1) Misalignment of the 2 fragments 2) Movement of the 2 fragments 3) Infection 4) Interposed soft tissue (soft tissue between the 2 fragments) 5) Pre-existing bone pathology eg. pathological fracture caused by cancer in the bone, wont heal as normal tissue has been destroyed by pathological process so no surrounding osteoblasts to lay down new bone at the fracture sight and heal the fracture
92
How do supporting cells in the CNS differ from those of the rest of the body?

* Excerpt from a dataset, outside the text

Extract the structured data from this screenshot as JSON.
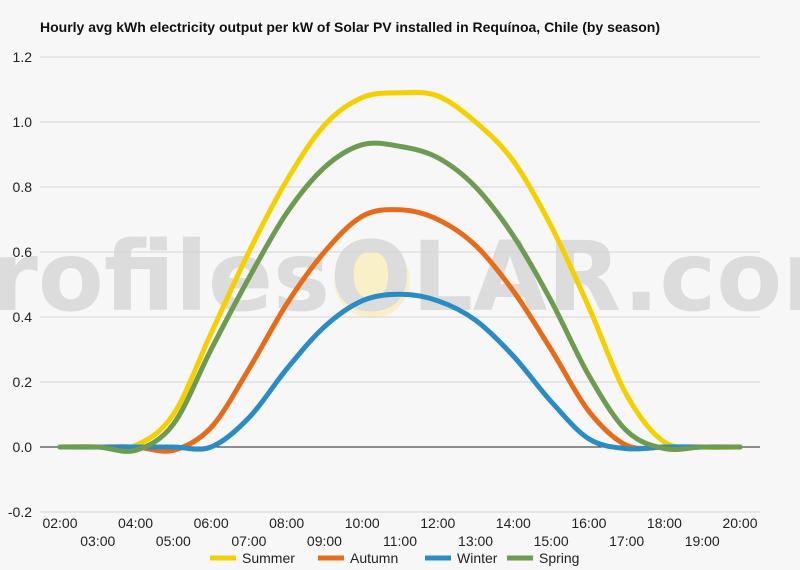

Body - collagen and fibroblasts | Brain - no collagen or fibroblasts, instead have glial cells
93
How is damage to brain tissue resolved?
Damaged tissue is removed often leaving a cyst which is surrounded by reactive gliosis (proliferation of astrocytes (brains version of fibrous tissue)
94
What is meant by reactive gliosis?
Proliferation of astrocytes, a type of glial cell
95
Does scarring occur in the brain?
No you get gliosis rather than scarring
96
Healing is tightly controlled by a complex network of cytokines, why are these clinically significant?
Control needed to avoid neoplasia - the cytokines involved are those that are often perverted in neoplasia and thus are of interest in cancer therapies
97
Name 7 growth factors which are involved in the control of healing?
1) Epidermal growth factor alpha 2) Transforming growth factor beta 3) Platelet-derived growth factor 4) Keratinocyte growth factor 5) Tumour necrosis factor 6) Vascular endothelial cell growth factors 7) Transforming growth factor alpha
98
Do you get granulation tissue or a scar in healing by primary intention?
Get much less granulation tissue, often dont get a scar and often you get a return to normal tissue function
99
Do you get tissue loss and granulation tissue in healing by secondary intention?
Yes, get tissue loss and get granulation tissue replaced by a scar.